The city of Roboville has been invaded by robots, monkeys, and dancers, who will dance if the beat's funky. Some of the invaders can be two of them (e.g. both monkeys and robots) and some can be all three. But they all look like normal humans, and you have absolutely no clue how the invaders are and their types.
But you know that among all the residents (invaders and non-invaders), 1 in 2 are robots, 1 in 3 are monkeys, and 1 in 4 are dancers (all independent).
It is known that everytime they say three sentences, robots lie on their first sentence, monkeys on their second, dancers on their third, and non-invaders always tell the truth. So robots who are also monkeys will lie twice then tell the truth.
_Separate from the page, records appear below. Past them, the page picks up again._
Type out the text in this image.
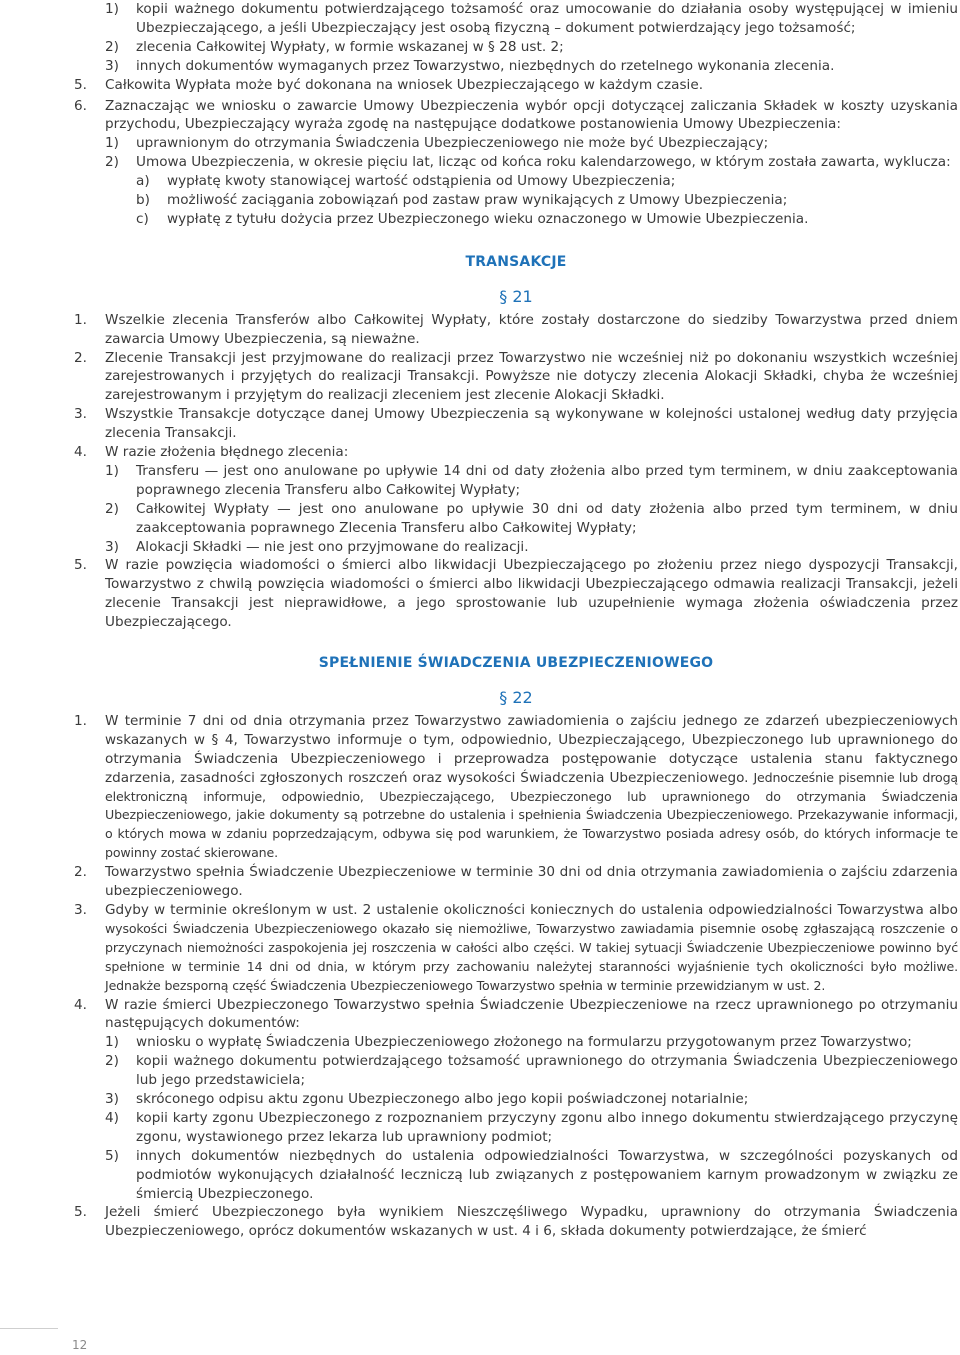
1)	kopii ważnego dokumentu potwierdzającego tożsamość oraz umocowanie do działania osoby występującej w imieniu Ubezpieczającego, a jeśli Ubezpieczający jest osobą fizyczną – dokument potwierdzający jego tożsamość;
2)	zlecenia Całkowitej Wypłaty, w formie wskazanej w § 28 ust. 2;
3)	innych dokumentów wymaganych przez Towarzystwo, niezbędnych do rzetelnego wykonania zlecenia.
5.	Całkowita Wypłata może być dokonana na wniosek Ubezpieczającego w każdym czasie.
6.	Zaznaczając we wniosku o zawarcie Umowy Ubezpieczenia wybór opcji dotyczącej zaliczania Składek w koszty uzyskania przychodu, Ubezpieczający wyraża zgodę na następujące dodatkowe postanowienia Umowy Ubezpieczenia:
1)	uprawnionym do otrzymania Świadczenia Ubezpieczeniowego nie może być Ubezpieczający;
2)	Umowa Ubezpieczenia, w okresie pięciu lat, licząc od końca roku kalendarzowego, w którym została zawarta, wyklucza:
a)	wypłatę kwoty stanowiącej wartość odstąpienia od Umowy Ubezpieczenia;
b)	możliwość zaciągania zobowiązań pod zastaw praw wynikających z Umowy Ubezpieczenia;
c)	wypłatę z tytułu dożycia przez Ubezpieczonego wieku oznaczonego w Umowie Ubezpieczenia.
TRANSAKCJE
§ 21
1.	Wszelkie zlecenia Transferów albo Całkowitej Wypłaty, które zostały dostarczone do siedziby Towarzystwa przed dniem zawarcia Umowy Ubezpieczenia, są nieważne.
2.	Zlecenie Transakcji jest przyjmowane do realizacji przez Towarzystwo nie wcześniej niż po dokonaniu wszystkich wcześniej zarejestrowanych i przyjętych do realizacji Transakcji. Powyższe nie dotyczy zlecenia Alokacji Składki, chyba że wcześniej zarejestrowanym i przyjętym do realizacji zleceniem jest zlecenie Alokacji Składki.
3.	Wszystkie Transakcje dotyczące danej Umowy Ubezpieczenia są wykonywane w kolejności ustalonej według daty przyjęcia zlecenia Transakcji.
4.	W razie złożenia błędnego zlecenia:
1)	Transferu — jest ono anulowane po upływie 14 dni od daty złożenia albo przed tym terminem, w dniu zaakceptowania poprawnego zlecenia Transferu albo Całkowitej Wypłaty;
2)	Całkowitej Wypłaty — jest ono anulowane po upływie 30 dni od daty złożenia albo przed tym terminem, w dniu zaakceptowania poprawnego Zlecenia Transferu albo Całkowitej Wypłaty;
3)	Alokacji Składki — nie jest ono przyjmowane do realizacji.
5.	W razie powzięcia wiadomości o śmierci albo likwidacji Ubezpieczającego po złożeniu przez niego dyspozycji Transakcji, Towarzystwo z chwilą powzięcia wiadomości o śmierci albo likwidacji Ubezpieczającego odmawia realizacji Transakcji, jeżeli zlecenie Transakcji jest nieprawidłowe, a jego sprostowanie lub uzupełnienie wymaga złożenia oświadczenia przez Ubezpieczającego.
SPEŁNIENIE ŚWIADCZENIA UBEZPIECZENIOWEGO
§ 22
1.	W terminie 7 dni od dnia otrzymania przez Towarzystwo zawiadomienia o zajściu jednego ze zdarzeń ubezpieczeniowych wskazanych w § 4, Towarzystwo informuje o tym, odpowiednio, Ubezpieczającego, Ubezpieczonego lub uprawnionego do otrzymania Świadczenia Ubezpieczeniowego i przeprowadza postępowanie dotyczące ustalenia stanu faktycznego zdarzenia, zasadności zgłoszonych roszczeń oraz wysokości Świadczenia Ubezpieczeniowego. Jednocześnie pisemnie lub drogą elektroniczną informuje, odpowiednio, Ubezpieczającego, Ubezpieczonego lub uprawnionego do otrzymania Świadczenia Ubezpieczeniowego, jakie dokumenty są potrzebne do ustalenia i spełnienia Świadczenia Ubezpieczeniowego. Przekazywanie informacji, o których mowa w zdaniu poprzedzającym, odbywa się pod warunkiem, że Towarzystwo posiada adresy osób, do których informacje te powinny zostać skierowane.
2.	Towarzystwo spełnia Świadczenie Ubezpieczeniowe w terminie 30 dni od dnia otrzymania zawiadomienia o zajściu zdarzenia ubezpieczeniowego.
3.	Gdyby w terminie określonym w ust. 2 ustalenie okoliczności koniecznych do ustalenia odpowiedzialności Towarzystwa albo wysokości Świadczenia Ubezpieczeniowego okazało się niemożliwe, Towarzystwo zawiadamia pisemnie osobę zgłaszającą roszczenie o przyczynach niemożności zaspokojenia jej roszczenia w całości albo części. W takiej sytuacji Świadczenie Ubezpieczeniowe powinno być spełnione w terminie 14 dni od dnia, w którym przy zachowaniu należytej staranności wyjaśnienie tych okoliczności było możliwe. Jednakże bezsporną część Świadczenia Ubezpieczeniowego Towarzystwo spełnia w terminie przewidzianym w ust. 2.
4.	W razie śmierci Ubezpieczonego Towarzystwo spełnia Świadczenie Ubezpieczeniowe na rzecz uprawnionego po otrzymaniu następujących dokumentów:
1)	wniosku o wypłatę Świadczenia Ubezpieczeniowego złożonego na formularzu przygotowanym przez Towarzystwo;
2)	kopii ważnego dokumentu potwierdzającego tożsamość uprawnionego do otrzymania Świadczenia Ubezpieczeniowego lub jego przedstawiciela;
3)	skróconego odpisu aktu zgonu Ubezpieczonego albo jego kopii poświadczonej notarialnie;
4)	kopii karty zgonu Ubezpieczonego z rozpoznaniem przyczyny zgonu albo innego dokumentu stwierdzającego przyczynę zgonu, wystawionego przez lekarza lub uprawniony podmiot;
5)	innych dokumentów niezbędnych do ustalenia odpowiedzialności Towarzystwa, w szczególności pozyskanych od podmiotów wykonujących działalność leczniczą lub związanych z postępowaniem karnym prowadzonym w związku ze śmiercią Ubezpieczonego.
5.	Jeżeli śmierć Ubezpieczonego była wynikiem Nieszczęśliwego Wypadku, uprawniony do otrzymania Świadczenia Ubezpieczeniowego, oprócz dokumentów wskazanych w ust. 4 i 6, składa dokumenty potwierdzające, że śmierć
12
The Roboville government has set up a reCaptcha test to get rid of all the invaders. Only non-invaders (those who are not robots, monkeys or dancers) will pass the test.
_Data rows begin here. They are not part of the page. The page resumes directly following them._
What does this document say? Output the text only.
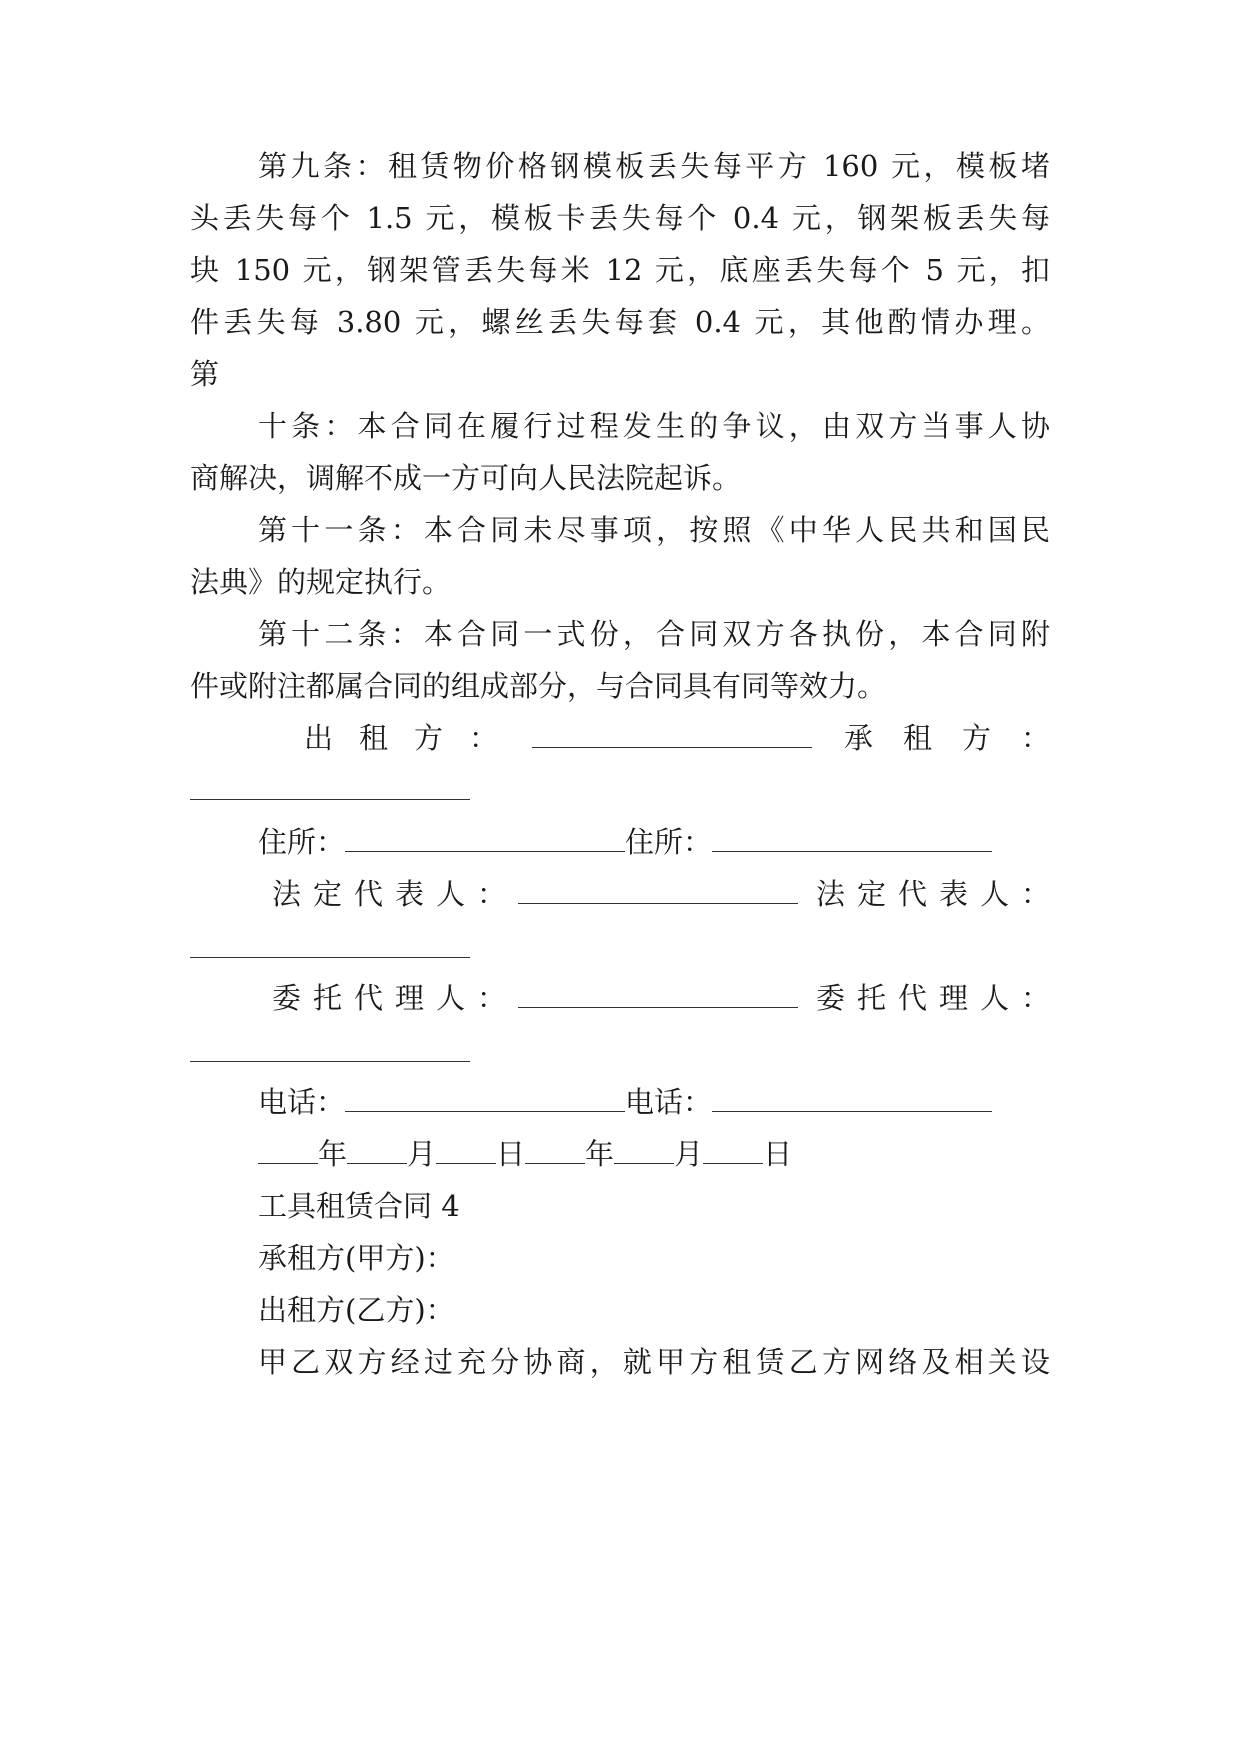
第九条：租赁物价格钢模板丢失每平方 160 元，模板堵
头丢失每个 1.5 元，模板卡丢失每个 0.4 元，钢架板丢失每
块 150 元，钢架管丢失每米 12 元，底座丢失每个 5 元，扣
件丢失每 3.80 元，螺丝丢失每套 0.4 元，其他酌情办理。
第
十条：本合同在履行过程发生的争议，由双方当事人协
商解决，调解不成一方可向人民法院起诉。
第十一条：本合同未尽事项，按照《中华人民共和国民
法典》的规定执行。
第十二条：本合同一式份，合同双方各执份，本合同附
件或附注都属合同的组成部分，与合同具有同等效力。
出租方：	承租方：
住所：	住所：
法定代表人：	法定代表人：
委托代理人：	委托代理人：
电话：	电话：
年 月 日 年 月 日
工具租赁合同 4
承租方(甲方)：
出租方(乙方)：
甲乙双方经过充分协商，就甲方租赁乙方网络及相关设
Suppose someone in Roboville says, 'I'm not a monkey. I will not dance even if the beat's funky. I'm not a robot', what is the chance of them passing the reCaptcha?
Suppose the current population of Roboville is 12,000,000 (including invaders), which is divided into six equal groups,
in which everyone from each group says a different combination of the sentences 'I'm not a robot, I'm not a monkey, I will not dance even if the beat's funky'
(e.g. One group says 'not a robot, not a monkey, not dance', another says 'not a robot, not dance, not a monkey' and so on),
what is the expected number of people who will pass the reCaptcha? (if not an integer, round off to three significant figures)
This puzzle is heavily based on Linkin Park's song When They Come For Me.